Garde à vue pédagogique

mis en ligne le 18 février 2010
Franchement, qui n’a jamais rêvé, étant adolescent et sain d’esprit, d’échapper quelque temps aux parents et à l’école pour vivre une expérience unique ? Aussi n’a-t-on pas assez mis l’accent sur l’aspect positif de l’aventure vécue par cette collégienne retenue pendant neuf heures dans un commissariat parisien et délivrée ainsi – trop brièvement, hélas – de l’assommante routine familiale et scolaire.
Nous avions ici même salué en son temps l’heureuse initiative * républicaine consistant à inviter, une fois l’an, 577 élèves du secondaire à former un Parlement des enfants dans l’enceinte du Palais-Bourbon. En regrettant, toutefois, que cette utile formation citoyenne ne soit point complétée par une visite aux ANPE, bureaux d’aide sociale, soupes populaires et autres centres de détention où pullulent les victimes des décisions prises par les locataires permanents de l’Assemblée nationale.
Dans notre hâte à honorer positivement cette démarche novatrice, nous avions omis d’encourager le passage, dans ce parcours hautement instructif, par le commissariat de police, cette noble institution où les droits de l’homme ont toujours trouvé refuge.
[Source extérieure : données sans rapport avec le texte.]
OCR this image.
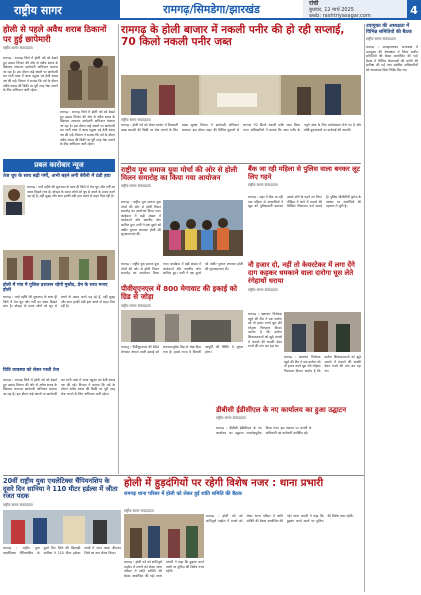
राष्ट्रीय सागर	रामगढ़/सिमडेगा/झारखंड	रांची
बुधवार, 12 मार्च 2025
web: rashtriyasagar.com	4
होली से पहले अवैध शराब ठिकानों पर हुई छापेमारी
राष्ट्रीय सागर संवाददाता
रामगढ़ : रामगढ़ जिले में होली पर्व को देखते हुए उत्पाद विभाग की ओर से अवैध शराब के खिलाफ लगातार छापेमारी अभियान चलाया जा रहा है। इस दौरान कई स्थानों पर छापेमारी कर भारी मात्रा में जावा महुआ एवं देसी शराब नष्ट की गई। विभाग ने बताया कि पर्व के दौरान अवैध शराब की बिक्री पर पूरी तरह रोक लगाने के लिए अभियान जारी रहेगा।
रामगढ़ : रामगढ़ जिले में होली पर्व को देखते हुए उत्पाद विभाग की ओर से अवैध शराब के खिलाफ लगातार छापेमारी अभियान चलाया जा रहा है। इस दौरान कई स्थानों पर छापेमारी कर भारी मात्रा में जावा महुआ एवं देसी शराब नष्ट की गई। विभाग ने बताया कि पर्व के दौरान अवैध शराब की बिक्री पर पूरी तरह रोक लगाने के लिए अभियान जारी रहेगा।
प्रबल कारोबार न्यूज
तेज धूप के साथ बढ़ी गर्मी, अभी बहने लगी बेचैनी में ठंडी हवा
रामगढ़ : मार्च महीने की शुरुआत के साथ ही जिले में तेज धूप और गर्मी का असर दिखने लगा है। दोपहर के समय लोगों को धूप से बचने के उपाय करने पड़ रहे हैं, वहीं सुबह और शाम हल्की ठंडी हवा चलने से राहत मिल रही है।
होली में गांव में पुलिस प्रशासन रहेगी मुस्तैद, प्रेम के साथ मनाए होली
रामगढ़ : मार्च महीने की शुरुआत के साथ ही जिले में तेज धूप और गर्मी का असर दिखने लगा है। दोपहर के समय लोगों को धूप से बचने के उपाय करने पड़ रहे हैं, वहीं सुबह और शाम हल्की ठंडी हवा चलने से राहत मिल रही है।
विधि व्यवस्था को लेकर गश्ती तेज
रामगढ़ : रामगढ़ जिले में होली पर्व को देखते हुए उत्पाद विभाग की ओर से अवैध शराब के खिलाफ लगातार छापेमारी अभियान चलाया जा रहा है। इस दौरान कई स्थानों पर छापेमारी कर भारी मात्रा में जावा महुआ एवं देसी शराब नष्ट की गई। विभाग ने बताया कि पर्व के दौरान अवैध शराब की बिक्री पर पूरी तरह रोक लगाने के लिए अभियान जारी रहेगा।
रामगढ़ के होली बाजार में नकली पनीर की हो रही सप्लाई, 70 किलो नकली पनीर जब्त
राष्ट्रीय सागर संवाददाता
रामगढ़ : होली पर्व को लेकर बाजार में मिलावटी खाद्य सामग्री की बिक्री पर रोक लगाने के लिए खाद्य सुरक्षा विभाग ने छापेमारी अभियान चलाया। इस दौरान शहर की विभिन्न दुकानों से लगभग 70 किलो नकली पनीर जब्त किया गया। अधिकारियों ने बताया कि जब्त पनीर के नमूने जांच के लिए प्रयोगशाला भेजे गए हैं और दोषी दुकानदारों पर कार्रवाई की जाएगी।
राष्ट्रीय यूथ समाज युवा मोर्चा की ओर से होली मिलन समारोह का किया गया आयोजन
राष्ट्रीय सागर संवाददाता
रामगढ़ : राष्ट्रीय यूथ समाज युवा मोर्चा की ओर से होली मिलन समारोह का आयोजन किया गया। कार्यक्रम में बड़ी संख्या में कार्यकर्ता और स्थानीय लोग शामिल हुए। सभी ने एक दूसरे को अबीर गुलाल लगाकर होली की शुभकामनाएं दीं।
रामगढ़ : राष्ट्रीय यूथ समाज युवा मोर्चा की ओर से होली मिलन समारोह का आयोजन किया गया। कार्यक्रम में बड़ी संख्या में कार्यकर्ता और स्थानीय लोग शामिल हुए। सभी ने एक दूसरे को अबीर गुलाल लगाकर होली की शुभकामनाएं दीं।
बैंक जा रही महिला से पुलिस वाला बनकर लूट लिए गहने
राष्ट्रीय सागर संवाददाता
रामगढ़ : शहर में बैंक जा रही एक महिला से अपराधियों ने खुद को पुलिसकर्मी बताकर उसके सोने के गहने ठग लिए। पीड़िता ने थाने में मामले की लिखित शिकायत दर्ज कराई है। पुलिस सीसीटीवी फुटेज के आधार पर आरोपियों की पहचान में जुटी है।
पीवीयूएनएल में 800 मेगावाट की इकाई को ग्रिड से जोड़ा
राष्ट्रीय सागर संवाददाता
नौ हजार दो, नहीं तो केयरटेकर में लगा देंगे दाग कहकर धमकाने वाला दारोगा घूस लेते रंगेहाथों धराया
राष्ट्रीय सागर संवाददाता
रामगढ़ : भ्रष्टाचार निरोधक ब्यूरो की टीम ने एक दारोगा को नौ हजार रुपये घूस लेते रंगेहाथ गिरफ्तार किया। आरोप है कि दारोगा शिकायतकर्ता को झूठे मामले में फंसाने की धमकी देकर रुपये की मांग कर रहा था।
पतरातू : पीवीयूएनएल की 800 मेगावाट क्षमता वाली इकाई को सफलतापूर्वक ग्रिड से जोड़ दिया गया है। इससे राज्य में बिजली आपूर्ति की स्थिति में सुधार होगा।
रामगढ़ : भ्रष्टाचार निरोधक ब्यूरो की टीम ने एक दारोगा को नौ हजार रुपये घूस लेते रंगेहाथ गिरफ्तार किया। आरोप है कि दारोगा शिकायतकर्ता को झूठे मामले में फंसाने की धमकी देकर रुपये की मांग कर रहा था।
डीबीसी ईडीसीएल के नए कार्यालय का हुआ उद्घाटन
राष्ट्रीय सागर संवाददाता
रामगढ़ : डीबीसी ईडीसीएल के नए कार्यालय का उद्घाटन समारोहपूर्वक किया गया। इस अवसर पर कंपनी के अधिकारी एवं कर्मचारी उपस्थित रहे।
उपायुक्त की अध्यक्षता में विभिन्न समितियों की बैठक
राष्ट्रीय सागर संवाददाता
रामगढ़ : समाहरणालय सभाकक्ष में उपायुक्त की अध्यक्षता में जिला स्तरीय समितियों की बैठक आयोजित की गई। बैठक में विभिन्न योजनाओं की प्रगति की समीक्षा की गई तथा संबंधित अधिकारियों को आवश्यक दिशा निर्देश दिए गए।
20वीं राष्ट्रीय युवा एथलेटिक्स चैंपियनशिप के दूसरे दिन सानिया ने 110 मीटर हर्डल्स में जीता रजत पदक
राष्ट्रीय सागर संवाददाता
रामगढ़ : राष्ट्रीय युवा एथलेटिक्स चैंपियनशिप के दूसरे दिन जिले की खिलाड़ी सानिया ने 110 मीटर हर्डल्स स्पर्धा में रजत पदक जीतकर जिले का नाम रोशन किया।
होली में हुड़दंगियों पर रहेगी विशेष नजर : थाना प्रभारी
रामगढ़ थाना परिसर में होली को लेकर हुई शांति समिति की बैठक
राष्ट्रीय सागर संवाददाता
रामगढ़ : होली पर्व को शांतिपूर्ण माहौल में मनाने को लेकर थाना परिसर में शांति समिति की बैठक आयोजित की गई। थाना प्रभारी ने कहा कि हुड़दंग करने वालों पर पुलिस की विशेष नजर रहेगी।
रामगढ़ : होली पर्व को शांतिपूर्ण माहौल में मनाने को लेकर थाना परिसर में शांति समिति की बैठक आयोजित की गई। थाना प्रभारी ने कहा कि हुड़दंग करने वालों पर पुलिस की विशेष नजर रहेगी।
Réjouissons-nous donc qu’il soit désormais acquis qu’on puisse faire découvrir à des gamins de 14 ans les joies d’une détention passagère, heureux complément vivant, « sur le terrain », de ces cours d’instruction civique trop souvent théoriques et soporifiques.
Certes, la question des violences parmi la jeunesse n’en sera pas réglée pour autant. Mais il ne sera pas dit que les libertaires demeureront encore une fois dans la critique stérile, sans jamais rien proposer. Un début de solution pourrait en effet voir le jour en installant les commissariats de demain dans l’enceinte même des établissements scolaires. Afin d’atténuer l’aspect apparemment brutal de cette mesure aux yeux de ceux qui s’émeuvent d’un rien, tout en mariant habilement l’éducatif et le répressif, il suffirait simplement de réfléchir à la dénomination future de ces établissements.
Vienne le temps où nos bambins sécurisés étudieront sagement au collège Charles-Pasqua et, à la première incartade, effectueront quelques heures d’une pédagogique garde à vue au commissariat Jacques-Prévert !

*. Voir Le Monde libertaire du 26 février 1998.